Résidence pour aînés autochtones : si près des siens, mais si loin de sa culture
Radio-Canada
Tous les soirs, Patrick est là, sous le balcon de Margot. Les employés de la résidence pour aînés de Pessamit surnomment le duo « Roméo et Juliette ».
Margot Rock vit ici, dans un appartement, depuis quatre ans maintenant. Elle est la plus jeune des pensionnaires de la résidence de cette communauté innue, située sur la Côte-Nord, entre Forestville et Baie-Comeau. Ils sont neuf au total.
Margot Rock n’a que 60 ans. Mais elle a souffert de plusieurs ruptures d’anévrisme qui ont affecté son cerveau et lui ont fait perdre l'usage d'un œil. D’abord à Baie-Comeau, elle a été transférée ici lorsque la résidence a ouvert ses portes, en 2018. Ma sœur voulait vraiment que je revienne dans la communauté. Je suis heureuse d’être de retour, dit-elle.
Les résidences pour aînés dans les communautés sont encore rares. Elles sont une rupture profonde avec le mode de vie des Autochtones. Pendant longtemps, les enfants prenaient soin de leurs grands-parents à la maison. Ils vivaient ensemble, sous le même toit.
On gardait des liens intergénérationnels : les aînés ont besoin d’être auprès de leurs enfants autant que l’inverse. Ils sont notre noyau pour préserver notre identité et notre sentiment d’appartenance, explique Marie-Claude Riverin, la gestionnaire de la résidence.
Mais dans le contexte actuel, les choses ont changé : la crise du logement dans les communautés a multiplié le nombre d'âmes vivant sous le même toit.

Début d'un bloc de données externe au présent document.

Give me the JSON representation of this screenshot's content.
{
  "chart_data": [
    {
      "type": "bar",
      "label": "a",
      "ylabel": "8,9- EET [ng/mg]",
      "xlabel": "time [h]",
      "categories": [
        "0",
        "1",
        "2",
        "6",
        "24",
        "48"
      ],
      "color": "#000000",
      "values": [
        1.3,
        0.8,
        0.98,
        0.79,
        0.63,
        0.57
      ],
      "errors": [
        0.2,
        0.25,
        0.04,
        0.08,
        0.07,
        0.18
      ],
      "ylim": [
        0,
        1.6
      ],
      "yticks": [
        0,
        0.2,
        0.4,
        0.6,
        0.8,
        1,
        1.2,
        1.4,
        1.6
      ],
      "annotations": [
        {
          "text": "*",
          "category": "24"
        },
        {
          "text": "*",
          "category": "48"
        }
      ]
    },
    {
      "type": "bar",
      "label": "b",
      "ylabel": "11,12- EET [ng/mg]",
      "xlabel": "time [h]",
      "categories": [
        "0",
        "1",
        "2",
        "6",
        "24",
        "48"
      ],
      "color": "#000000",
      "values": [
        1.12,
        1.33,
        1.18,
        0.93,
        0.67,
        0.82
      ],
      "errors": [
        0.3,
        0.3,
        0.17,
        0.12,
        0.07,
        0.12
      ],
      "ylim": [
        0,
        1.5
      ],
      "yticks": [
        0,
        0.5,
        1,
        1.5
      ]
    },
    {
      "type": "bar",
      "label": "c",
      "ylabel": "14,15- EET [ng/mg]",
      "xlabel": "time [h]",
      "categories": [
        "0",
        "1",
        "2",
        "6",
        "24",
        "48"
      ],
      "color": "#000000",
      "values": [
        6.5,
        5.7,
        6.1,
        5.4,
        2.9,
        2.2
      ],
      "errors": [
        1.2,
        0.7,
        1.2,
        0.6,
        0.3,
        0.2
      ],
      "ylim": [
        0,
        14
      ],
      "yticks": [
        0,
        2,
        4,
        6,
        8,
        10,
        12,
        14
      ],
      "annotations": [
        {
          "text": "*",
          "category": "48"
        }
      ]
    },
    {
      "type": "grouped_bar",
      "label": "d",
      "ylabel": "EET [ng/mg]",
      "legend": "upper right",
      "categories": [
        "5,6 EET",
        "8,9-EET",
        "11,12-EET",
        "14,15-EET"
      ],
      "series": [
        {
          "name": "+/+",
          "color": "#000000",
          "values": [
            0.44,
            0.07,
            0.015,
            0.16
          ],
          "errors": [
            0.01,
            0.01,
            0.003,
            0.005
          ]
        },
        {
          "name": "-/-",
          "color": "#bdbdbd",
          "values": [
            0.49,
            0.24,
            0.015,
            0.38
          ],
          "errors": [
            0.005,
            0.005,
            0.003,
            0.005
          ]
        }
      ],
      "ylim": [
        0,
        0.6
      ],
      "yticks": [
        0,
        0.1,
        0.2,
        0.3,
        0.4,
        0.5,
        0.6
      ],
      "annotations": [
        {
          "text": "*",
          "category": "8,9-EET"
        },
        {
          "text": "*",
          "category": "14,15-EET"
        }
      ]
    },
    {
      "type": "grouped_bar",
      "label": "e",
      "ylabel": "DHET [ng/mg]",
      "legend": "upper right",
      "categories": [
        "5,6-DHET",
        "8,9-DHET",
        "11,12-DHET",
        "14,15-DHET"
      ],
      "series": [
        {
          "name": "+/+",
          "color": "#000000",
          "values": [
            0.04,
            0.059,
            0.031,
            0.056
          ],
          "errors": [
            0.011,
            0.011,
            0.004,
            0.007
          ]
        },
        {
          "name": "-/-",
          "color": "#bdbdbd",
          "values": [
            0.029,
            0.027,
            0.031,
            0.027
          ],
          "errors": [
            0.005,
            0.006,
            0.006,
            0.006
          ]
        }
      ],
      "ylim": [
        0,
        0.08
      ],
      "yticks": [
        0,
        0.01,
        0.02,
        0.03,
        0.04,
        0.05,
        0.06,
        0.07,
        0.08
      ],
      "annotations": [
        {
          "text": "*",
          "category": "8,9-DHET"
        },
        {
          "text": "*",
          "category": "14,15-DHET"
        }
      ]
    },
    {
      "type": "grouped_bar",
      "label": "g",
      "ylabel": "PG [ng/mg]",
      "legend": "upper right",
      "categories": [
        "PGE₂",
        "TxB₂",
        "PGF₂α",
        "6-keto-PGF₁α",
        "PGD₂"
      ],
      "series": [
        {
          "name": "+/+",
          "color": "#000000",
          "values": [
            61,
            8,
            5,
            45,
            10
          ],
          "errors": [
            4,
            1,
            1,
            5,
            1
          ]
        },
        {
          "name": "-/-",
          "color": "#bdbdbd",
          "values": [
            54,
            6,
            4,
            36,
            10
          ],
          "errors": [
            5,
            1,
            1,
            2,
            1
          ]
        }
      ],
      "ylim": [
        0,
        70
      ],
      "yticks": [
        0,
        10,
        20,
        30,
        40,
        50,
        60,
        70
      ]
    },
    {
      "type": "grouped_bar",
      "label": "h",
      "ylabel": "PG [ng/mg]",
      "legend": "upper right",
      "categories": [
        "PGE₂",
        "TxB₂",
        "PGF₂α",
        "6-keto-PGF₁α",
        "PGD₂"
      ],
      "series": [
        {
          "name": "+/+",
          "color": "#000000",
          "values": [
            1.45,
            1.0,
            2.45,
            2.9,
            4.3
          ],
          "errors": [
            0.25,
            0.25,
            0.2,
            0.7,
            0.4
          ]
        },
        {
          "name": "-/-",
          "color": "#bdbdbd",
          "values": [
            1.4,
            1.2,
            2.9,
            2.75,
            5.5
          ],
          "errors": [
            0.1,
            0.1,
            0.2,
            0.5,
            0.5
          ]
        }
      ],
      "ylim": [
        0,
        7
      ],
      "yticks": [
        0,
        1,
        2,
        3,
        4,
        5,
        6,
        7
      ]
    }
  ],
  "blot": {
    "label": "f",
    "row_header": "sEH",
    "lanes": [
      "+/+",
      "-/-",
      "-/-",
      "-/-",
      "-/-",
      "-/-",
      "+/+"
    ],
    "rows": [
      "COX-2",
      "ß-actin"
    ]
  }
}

Grands-parents, enfants et petits-enfants commençaient à se marcher dessus dans un espace peu adapté.
Les enfants travaillent et ça requiert beaucoup d’énergie pour s’occuper de leurs parents. Ils n’ont plus le temps, explique encore Mme Riverin, qui évoque une usure de la compassion. Ils sont tellement épuisés à prendre soin de leurs aînés qu’ils s’oublient eux-mêmes, ajoute-t-elle.
Je suis contente d’être ici, dans ma communauté. Tout le monde se connaît et mon fils n’habite pas loin, dit aussi Margot Rock.
Au rez-de-chaussée vivent huit autres aînés, chouchoutés par six préposées aux bénéficiaires. Elles sont toutes innues, sauf une. Elles parlent toutes l’innu-aimun, sauf une. Un luxe pour les pensionnaires qui, bien souvent, comprennent le français mais sont beaucoup plus à l’aise dans leur langue maternelle.